1.       Da’wah pada kelurga adalah tahap awal (bukan pertama, tapi di awal) dalam membentuk peradaban islami. Said Hawwa pernah memberi penjelasan tentang surat at-Tahrim ayat 6 (yang diposting sebelumnya), bahwa ketika kita ingin membangun peradaban islami, maka mulailah mengislamikan diri kita sendiri, kemudian tularkan ke keluarga kita sendiri, Ibda’ binnafsik, ibda’ bi ahlik.

 

2.       Turut membantu menyuplai manusia yang berafiliasi terhadap Islam. Saat ini, terutama di Indonesia, ummat Islam boleh dikatakan menguasai negara ini. Sebagai contoh, presiden yang dari ummat Islam, menteri-menteri, pengusaha terkaya (bahkan se-Asia Tenggara) beragama Islam, dsb.
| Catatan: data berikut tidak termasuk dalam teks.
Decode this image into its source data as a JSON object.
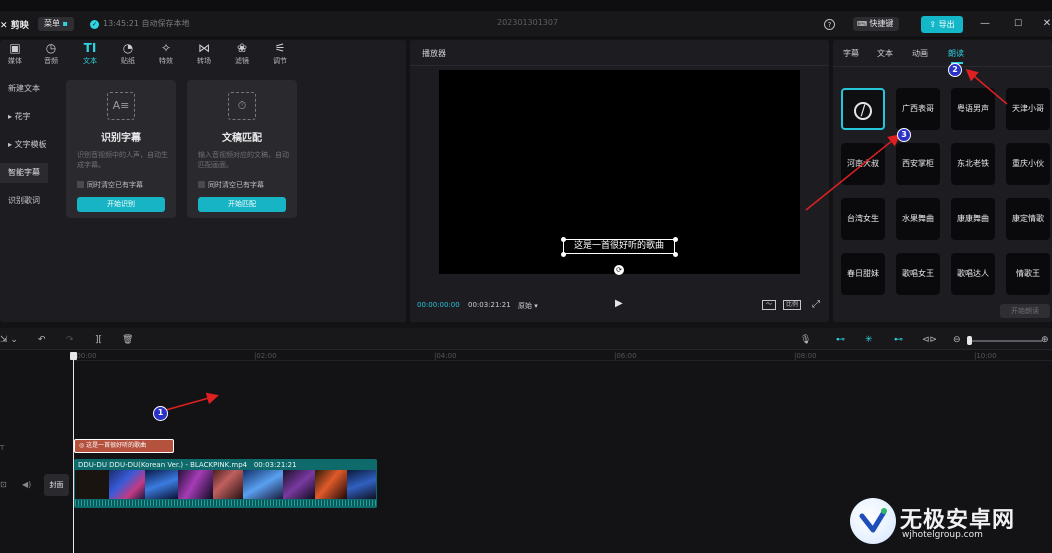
{
  "app": {
    "logo": "剪映",
    "menu": "菜单",
    "autosave": "13:45:21 自动保存本地",
    "project": "202301301307",
    "shortcut": "快捷键",
    "export": "导出"
  },
  "toolbar": [
    "媒体",
    "音频",
    "文本",
    "贴纸",
    "特效",
    "转场",
    "滤镜",
    "调节"
  ],
  "sidebar": [
    "新建文本",
    "花字",
    "文字模板",
    "智能字幕",
    "识别歌词"
  ],
  "cards": [
    {
      "title": "识别字幕",
      "desc": "识别音视频中的人声，自动生成字幕。",
      "check": "同时清空已有字幕",
      "button": "开始识别"
    },
    {
      "title": "文稿匹配",
      "desc": "输入音视频对应的文稿，自动匹配画面。",
      "check": "同时清空已有字幕",
      "button": "开始匹配"
    }
  ],
  "player": {
    "title": "播放器",
    "caption": "这是一首很好听的歌曲",
    "time_current": "00:00:00:00",
    "time_total": "00:03:21:21",
    "ratio": "原始",
    "ratio_btn": "比例"
  },
  "right_tabs": [
    "字幕",
    "文本",
    "动画",
    "朗读"
  ],
  "voices": [
    "广西表哥",
    "粤语男声",
    "天津小哥",
    "河南大叔",
    "西安掌柜",
    "东北老铁",
    "重庆小伙",
    "台湾女生",
    "水果舞曲",
    "康康舞曲",
    "康定情歌",
    "春日甜妹",
    "歌唱女王",
    "歌唱达人",
    "情歌王"
  ],
  "start_read": "开始朗读",
  "ruler": [
    "|00:00",
    "|02:00",
    "|04:00",
    "|06:00",
    "|08:00",
    "|10:00"
  ],
  "text_clip": "这是一首很好听的歌曲",
  "video_clip": {
    "name": "DDU-DU DDU-DU(Korean Ver.) - BLACKPINK.mp4",
    "duration": "00:03:21:21"
  },
  "cover": "封面",
  "annotations": [
    "1",
    "2",
    "3"
  ],
  "watermark": {
    "name": "无极安卓网",
    "url": "wjhotelgroup.com"
  },
  "colors": {
    "accent": "#13b7c8",
    "marker": "#2a32c8",
    "arrow": "#e02020",
    "text_clip": "#b5523e"
  }
}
Akan tetapi, tidak banyak dari mereka (dan mungkin kita) yang berafiliasi terhadap Islam, dimana ia care terhadap masalah ummat Islam Indonesia, dan turut membantu menyelesaiakan masalah tersebut. Begitu juga dengan keluarga yang berafiliasi terhadap Islam.

 

3.       Memiliki tenaga dan energi yang besar dalam berda’wah dan lenyapnya hambatan dari orang terdekat. Hal ini telah jelas, jikalau keluarga para da’i juga sudah faham akan seluk-beluk da’wah dan Islam, akan mudah bagi mereka untuk mengizinkan putra-putra mereka untuk sekedar pulang malam, syuro bolak-balik, tidak pulang-pulang (bagi yang merantau), dsb selama hal itu untuk kemajuan da’wah. Apabila, pun seandainya, seorang da’i tersebut ingin pulang (misal pada saat libur semester), maka energi-nya untuk tetap berda’wah tidak akan surut karena dorongan dari keluarga.